VEGAN MUSICIANS AIM TO TOP UK MUSIC CHARTS THIS CHRISTMAS
A collaboration of vegan musicians and activists aim to top the UK music charts this Christmas, with their original song ‘Peace On Your Plate’.
Written by Gavin Chappell-Bates and Giles Bryant, the song, which will be released in December, ‘begins with an evocative image of a traditional family Christmas which is then juxtaposed with an image of the conditions that factory animals live in’ the writers explain.
All profits from the song will be donated to Viva! and Tower Hill Stables Animal Sanctuary – which is run by world-record marathon runner Fiona Oakes.
NEW MUSIC PLATFORM AUDIUS PLANS TO CAPITALISE ON SOUNDCLOUD’S FAULTS
It runs on blockchain and promises no takedowns.
A new streaming service, Audius, wants to make up for SoundCloud’s shortcomings. The free hosting service and music streaming platform launched today, and it’s positioning itself as a blockchain-based SoundCloud alternative that lets artists upload songs at no cost. The founders claim it’s built with artists in mind and will be free from things like takedowns, which plagued SoundCloud.
Audius already has backing from some big names, like deadmau5, Rezz, 3LAU and The Stafford Brothers. But to start the library is small, just a few hundred artists.
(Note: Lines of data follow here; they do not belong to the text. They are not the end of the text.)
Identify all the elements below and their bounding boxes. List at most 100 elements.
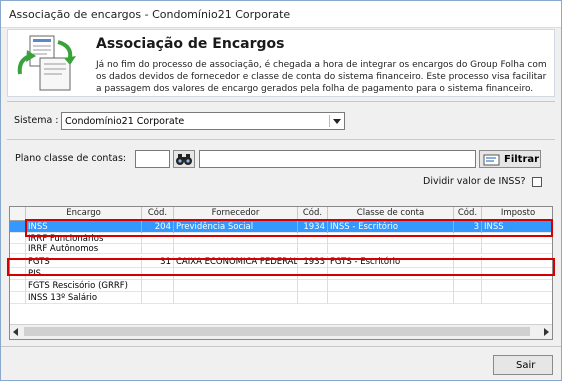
table-cell[interactable]: 1934 bbox=[298, 221, 328, 233]
row-indicator-header bbox=[10, 207, 26, 220]
filtrar-label: Filtrar bbox=[504, 154, 540, 165]
table-cell[interactable]: INSS bbox=[26, 221, 142, 233]
header-title: Associação de Encargos bbox=[96, 36, 285, 52]
column-header[interactable]: Imposto bbox=[482, 207, 552, 220]
table-cell[interactable] bbox=[482, 292, 552, 304]
column-header[interactable]: Cód. bbox=[454, 207, 482, 220]
table-cell[interactable]: Previdência Social bbox=[174, 221, 298, 233]
table-row[interactable]: IRRF Autônomos bbox=[10, 244, 552, 256]
row-indicator[interactable] bbox=[10, 244, 26, 256]
filter-icon bbox=[483, 154, 500, 166]
table-cell[interactable] bbox=[454, 279, 482, 292]
table-cell[interactable] bbox=[142, 268, 174, 280]
table-cell[interactable] bbox=[454, 233, 482, 244]
table-cell[interactable] bbox=[298, 279, 328, 292]
column-header[interactable]: Fornecedor bbox=[174, 207, 298, 220]
sistema-label: Sistema : bbox=[14, 115, 59, 126]
divider bbox=[1, 346, 561, 347]
binoculars-icon bbox=[176, 154, 192, 165]
filtrar-button[interactable]: Filtrar bbox=[479, 150, 541, 168]
table-row[interactable]: INSS 204 Previdência Social 1934 INSS - Escr… bbox=[10, 221, 552, 233]
table-row[interactable]: FGTS Rescisório (GRRF) bbox=[10, 279, 552, 292]
table-cell[interactable] bbox=[482, 280, 552, 292]
table-cell[interactable] bbox=[142, 291, 174, 304]
table-cell[interactable] bbox=[174, 279, 298, 292]
app-window: Associação de encargos - Condomínio21 Co… bbox=[0, 0, 562, 381]
table-cell[interactable] bbox=[482, 268, 552, 280]
sistema-select[interactable]: Condomínio21 Corporate bbox=[61, 112, 345, 130]
grid-header: Encargo Cód. Fornecedor Cód. Classe de c… bbox=[10, 207, 552, 221]
table-cell[interactable]: IRRF Funcionários bbox=[26, 233, 142, 244]
plano-code-input[interactable] bbox=[135, 150, 170, 168]
table-cell[interactable] bbox=[174, 268, 298, 280]
row-indicator[interactable] bbox=[10, 255, 26, 268]
table-cell[interactable] bbox=[298, 291, 328, 304]
table-cell[interactable] bbox=[328, 268, 454, 280]
row-indicator[interactable] bbox=[10, 221, 26, 233]
header-panel: Associação de Encargos Já no fim do proc… bbox=[7, 29, 555, 97]
scroll-left-icon[interactable] bbox=[13, 328, 18, 336]
table-cell[interactable] bbox=[482, 234, 552, 244]
table-cell[interactable] bbox=[482, 244, 552, 254]
table-cell[interactable]: FGTS Rescisório (GRRF) bbox=[26, 279, 142, 292]
table-cell[interactable]: PIS bbox=[26, 268, 142, 280]
row-indicator[interactable] bbox=[10, 291, 26, 304]
table-cell[interactable]: 1933 bbox=[298, 255, 328, 268]
column-header[interactable]: Cód. bbox=[142, 207, 174, 220]
dividir-checkbox[interactable] bbox=[532, 177, 542, 187]
table-cell[interactable]: 204 bbox=[142, 221, 174, 233]
column-header[interactable]: Classe de conta bbox=[328, 207, 454, 220]
table-cell[interactable] bbox=[328, 233, 454, 244]
table-cell[interactable]: FGTS bbox=[26, 255, 142, 268]
plano-description-input[interactable] bbox=[199, 150, 476, 168]
scroll-right-icon[interactable] bbox=[544, 328, 549, 336]
column-header[interactable]: Encargo bbox=[26, 207, 142, 220]
sair-button[interactable]: Sair bbox=[493, 355, 553, 375]
divider bbox=[7, 139, 555, 140]
table-cell[interactable] bbox=[174, 233, 298, 244]
table-cell[interactable] bbox=[142, 244, 174, 254]
table-cell[interactable] bbox=[454, 255, 482, 268]
sair-label: Sair bbox=[516, 360, 536, 371]
table-cell[interactable] bbox=[454, 244, 482, 254]
divider bbox=[7, 101, 555, 102]
column-header[interactable]: Cód. bbox=[298, 207, 328, 220]
table-cell[interactable] bbox=[328, 244, 454, 254]
table-cell[interactable]: FGTS - Escritório bbox=[328, 255, 454, 268]
chevron-down-icon[interactable] bbox=[329, 115, 342, 127]
table-cell[interactable]: 31 bbox=[142, 255, 174, 268]
documents-refresh-icon bbox=[17, 35, 76, 91]
table-cell[interactable] bbox=[142, 233, 174, 244]
table-cell[interactable] bbox=[298, 244, 328, 254]
dividir-label: Dividir valor de INSS? bbox=[423, 176, 526, 187]
header-description: Já no fim do processo de associação, é c… bbox=[96, 60, 547, 94]
row-indicator[interactable] bbox=[10, 268, 26, 280]
table-cell[interactable] bbox=[328, 279, 454, 292]
table-row[interactable]: IRRF Funcionários bbox=[10, 233, 552, 246]
row-indicator[interactable] bbox=[10, 279, 26, 292]
horizontal-scrollbar[interactable] bbox=[10, 324, 552, 339]
table-cell[interactable] bbox=[298, 233, 328, 244]
table-row[interactable]: FGTS 31 CAIXA ECONOMICA FEDERAL 1933 FGTS - … bbox=[10, 255, 552, 268]
table-cell[interactable]: IRRF Autônomos bbox=[26, 244, 142, 254]
table-cell[interactable] bbox=[298, 268, 328, 280]
table-row[interactable]: INSS 13º Salário bbox=[10, 291, 552, 304]
table-cell[interactable] bbox=[454, 291, 482, 304]
table-cell[interactable]: CAIXA ECONOMICA FEDERAL bbox=[174, 255, 298, 268]
table-cell[interactable] bbox=[482, 256, 552, 268]
table-cell[interactable] bbox=[142, 279, 174, 292]
scroll-thumb[interactable] bbox=[24, 327, 530, 336]
table-cell[interactable]: INSS 13º Salário bbox=[26, 291, 142, 304]
table-cell[interactable] bbox=[454, 268, 482, 280]
search-plano-button[interactable] bbox=[173, 150, 195, 168]
title-bar: Associação de encargos - Condomínio21 Co… bbox=[1, 1, 561, 28]
sistema-value: Condomínio21 Corporate bbox=[65, 116, 185, 127]
table-cell[interactable]: 3 bbox=[454, 221, 482, 233]
table-cell[interactable] bbox=[174, 244, 298, 254]
table-cell[interactable] bbox=[174, 291, 298, 304]
encargos-grid[interactable]: Encargo Cód. Fornecedor Cód. Classe de c… bbox=[9, 206, 553, 340]
table-cell[interactable] bbox=[328, 291, 454, 304]
table-cell[interactable]: INSS - Escritório bbox=[328, 221, 454, 233]
table-cell[interactable]: INSS bbox=[482, 221, 552, 233]
table-row[interactable]: PIS bbox=[10, 268, 552, 280]
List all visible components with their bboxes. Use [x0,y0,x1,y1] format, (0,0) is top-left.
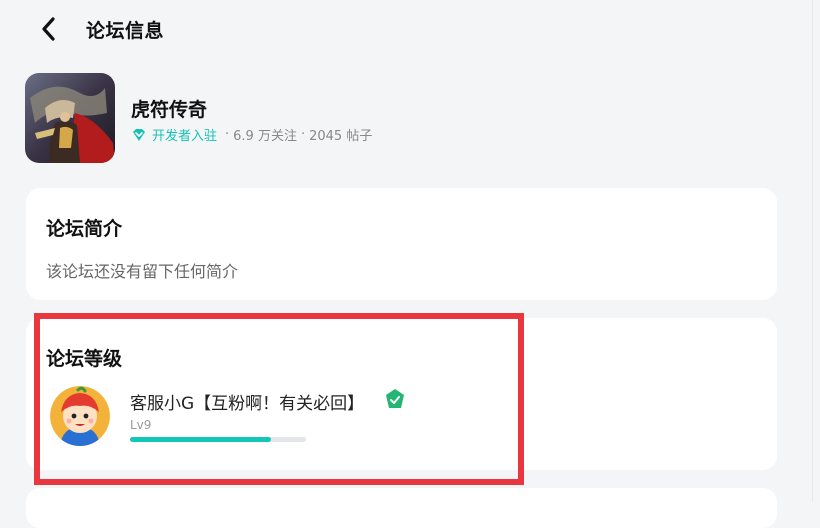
highlight-box [34,313,524,485]
game-cover-image[interactable] [25,73,115,163]
forum-intro-card: 论坛简介 该论坛还没有留下任何简介 [26,188,777,300]
next-card [26,488,777,528]
separator: · [300,127,306,142]
developer-label: 开发者入驻 [152,129,218,144]
intro-text: 该论坛还没有留下任何简介 [46,262,239,281]
verified-heart-icon [133,128,145,141]
page-title: 论坛信息 [86,20,165,42]
header: 论坛信息 [0,0,820,60]
chevron-left-icon[interactable] [34,14,64,44]
followers-count: 6.9 万关注 [233,129,297,144]
game-name: 虎符传奇 [131,99,208,121]
divider [812,0,813,501]
posts-count: 2045 帖子 [309,129,373,144]
intro-title: 论坛简介 [46,218,123,240]
separator: · [225,127,230,142]
game-meta: 开发者入驻 · 6.9 万关注 · 2045 帖子 [131,125,372,144]
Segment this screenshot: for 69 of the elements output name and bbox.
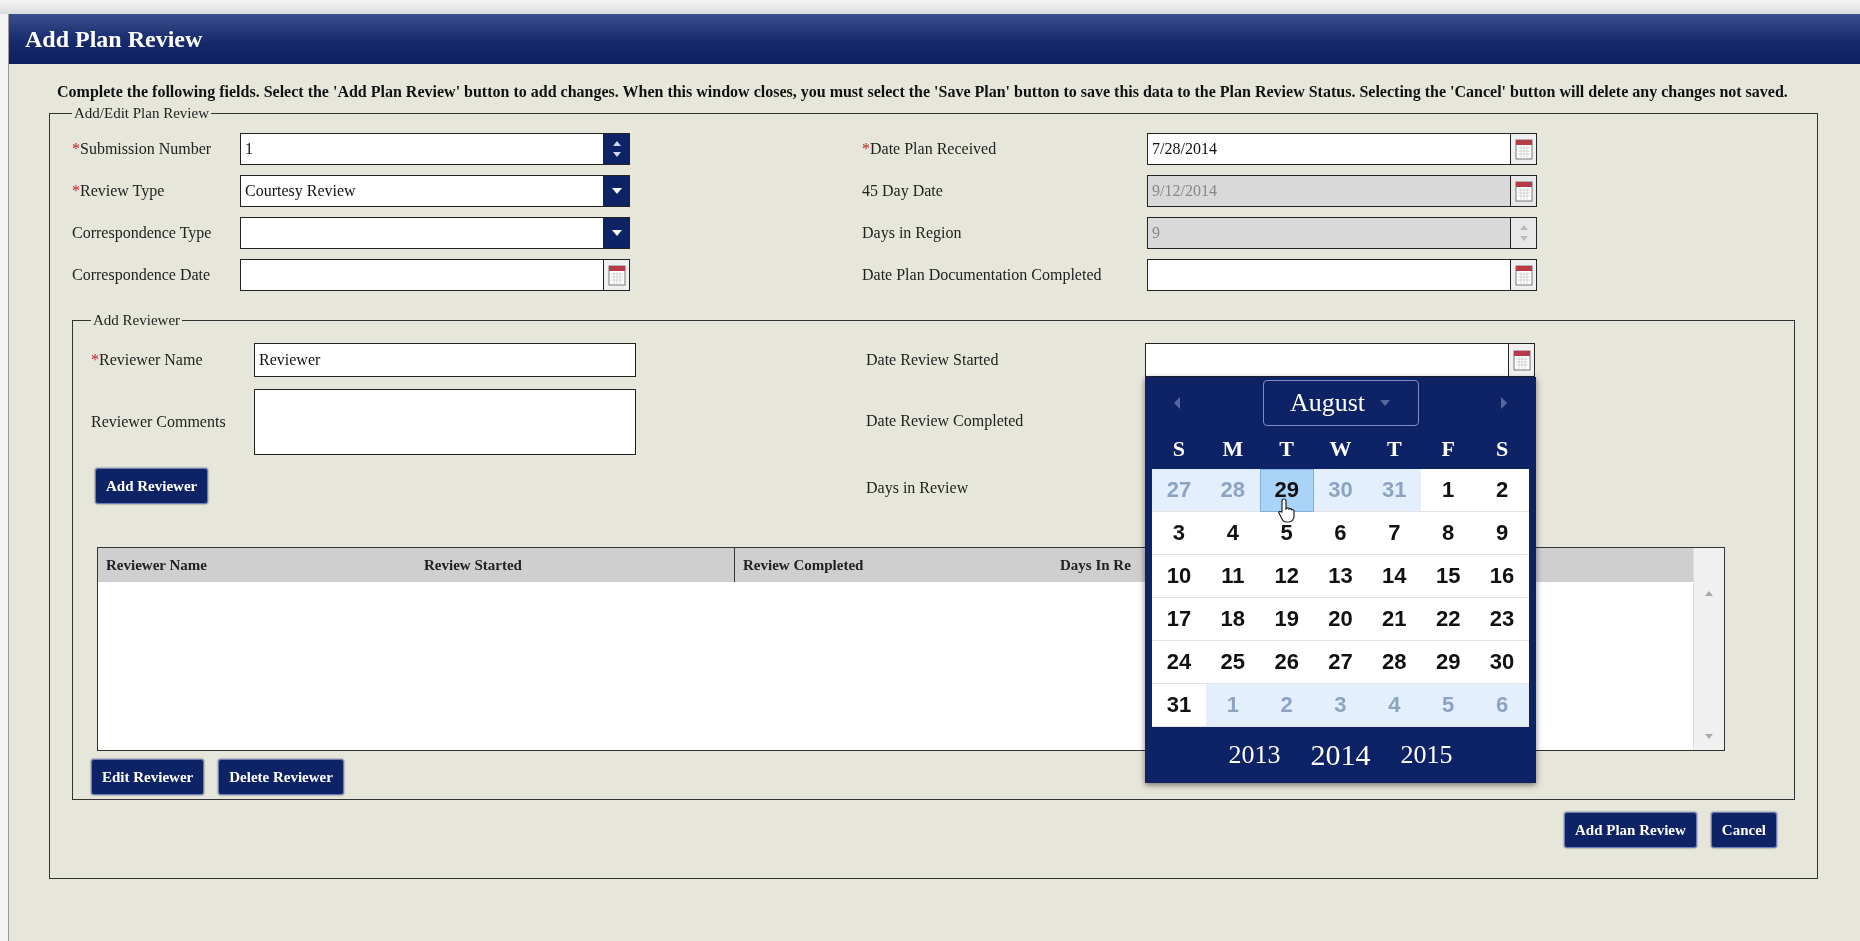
caret-down-icon bbox=[610, 187, 623, 195]
dialog-title: Add Plan Review bbox=[25, 25, 203, 53]
calendar-icon bbox=[1514, 138, 1533, 160]
column-header[interactable]: Review Completed bbox=[734, 548, 1052, 582]
field-label: 45 Day Date bbox=[862, 182, 943, 200]
number-field[interactable]: 1 bbox=[240, 133, 604, 165]
calendar-button[interactable] bbox=[1511, 133, 1537, 165]
field-label: Date Plan Documentation Completed bbox=[862, 266, 1102, 284]
weekday-header: S bbox=[1494, 436, 1510, 462]
field-label: Date Review Completed bbox=[866, 412, 1024, 430]
year-option[interactable]: 2014 bbox=[1310, 738, 1371, 772]
date-field[interactable] bbox=[1147, 259, 1511, 291]
dropdown-field[interactable]: Courtesy Review bbox=[240, 175, 604, 207]
input-field[interactable]: Reviewer bbox=[254, 343, 636, 377]
field-label: Days in Region bbox=[862, 224, 962, 242]
weekday-header: F bbox=[1440, 436, 1456, 462]
weekday-header: T bbox=[1386, 436, 1403, 462]
weekday-header: M bbox=[1221, 436, 1245, 462]
field-label: Days in Review bbox=[866, 479, 969, 497]
field-label: Review Type bbox=[80, 182, 165, 200]
required-mark: * bbox=[72, 140, 80, 158]
calendar-icon bbox=[607, 264, 626, 286]
date-field[interactable] bbox=[240, 259, 604, 291]
field-label: Date Plan Received bbox=[870, 140, 997, 158]
previous-arrow-icon[interactable] bbox=[1172, 396, 1182, 410]
add-reviewer-button[interactable]: Add Reviewer bbox=[95, 468, 209, 504]
calendar-day[interactable]: 29 bbox=[1259, 469, 1314, 512]
group-legend: Add Reviewer bbox=[91, 312, 183, 329]
field-label: Date Review Started bbox=[866, 351, 999, 369]
calendar-icon bbox=[1512, 349, 1531, 371]
caret-down-icon bbox=[610, 229, 623, 237]
weekday-header: S bbox=[1171, 436, 1187, 462]
spinner-button[interactable] bbox=[604, 133, 630, 165]
calendar-icon bbox=[1514, 264, 1533, 286]
column-header[interactable]: Reviewer Name bbox=[98, 548, 416, 582]
calendar-button[interactable] bbox=[1511, 259, 1537, 291]
field-label: Submission Number bbox=[80, 140, 212, 158]
next-arrow-icon[interactable] bbox=[1499, 396, 1509, 410]
date-field[interactable] bbox=[1145, 343, 1509, 377]
submit-button[interactable]: Add Plan Review bbox=[1564, 812, 1697, 848]
spinner-button[interactable] bbox=[1511, 217, 1537, 249]
cancel-button[interactable]: Cancel bbox=[1710, 812, 1777, 848]
date-field[interactable]: 7/28/2014 bbox=[1147, 133, 1511, 165]
month-selector[interactable]: August bbox=[1262, 380, 1419, 426]
required-mark: * bbox=[862, 140, 870, 158]
field-label: Reviewer Comments bbox=[91, 413, 226, 431]
dropdown-button[interactable] bbox=[604, 175, 630, 207]
weekday-header: W bbox=[1328, 436, 1353, 462]
comments-field[interactable] bbox=[254, 389, 636, 455]
calendar-button[interactable] bbox=[604, 259, 630, 291]
required-mark: * bbox=[91, 351, 99, 369]
required-mark: * bbox=[72, 182, 80, 200]
group-legend: Add/Edit Plan Review bbox=[72, 105, 211, 122]
calendar-icon bbox=[1514, 180, 1533, 202]
weekday-header: T bbox=[1278, 436, 1295, 462]
calendar-button[interactable] bbox=[1509, 343, 1535, 377]
dropdown-button[interactable] bbox=[604, 217, 630, 249]
caret-down-icon bbox=[1379, 399, 1392, 407]
calendar-button[interactable] bbox=[1511, 175, 1537, 207]
edit-button[interactable]: Edit Reviewer bbox=[91, 759, 205, 795]
column-header[interactable]: Review Started bbox=[416, 548, 734, 582]
field-label: Reviewer Name bbox=[99, 351, 203, 369]
year-option[interactable]: 2015 bbox=[1400, 740, 1453, 770]
year-option[interactable]: 2013 bbox=[1228, 740, 1281, 770]
field-label: Correspondence Date bbox=[72, 266, 211, 284]
instructions-text: Complete the following fields. Select the 'Add Plan Review' button to add changes. When this window closes, you must select the 'Save Plan' button to save this data to the Plan Review Status. Selecting the 'Cancel' button will delete any changes not saved. bbox=[57, 82, 1789, 103]
delete-button[interactable]: Delete Reviewer bbox=[218, 759, 344, 795]
dropdown-field[interactable] bbox=[240, 217, 604, 249]
field-label: Correspondence Type bbox=[72, 224, 212, 242]
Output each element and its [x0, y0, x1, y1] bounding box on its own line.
For now, Audius is free, and artists can’t make money. By early 2020, the company may run ads or offer a subscription. According to TechCrunch, the plan is that eventually 90 percent of the revenue will go to the artists.
ERICA SYNTHS PICO SYSTEM III IS THE FULL ANALOGUE MODULAR SYNTH THAT YOU CAN FIT IN YOUR BAG
Compact instrument offers limitless patching potential
The words ‘analogue modular synth’ are usually associated with massive wood-panelled instruments, but Erica Synths’ new Pico System III is rather different. Designed to offer a full modular experience, this is a compact, self-contained device that comes in desktop and Eurorack formats.
Erica Synths say it’s designed to take modular synthesis back to basics and to encourage patching creativity. There are 31 inputs, 20 outputs and seven switches, giving you almost limitless scope for experimentation.
If you want a guaranteed result, you can make use of the preset voice cards; five come included, while a further five are empty and be used to develop your own patches. More will be made available via the Erica Synths shop.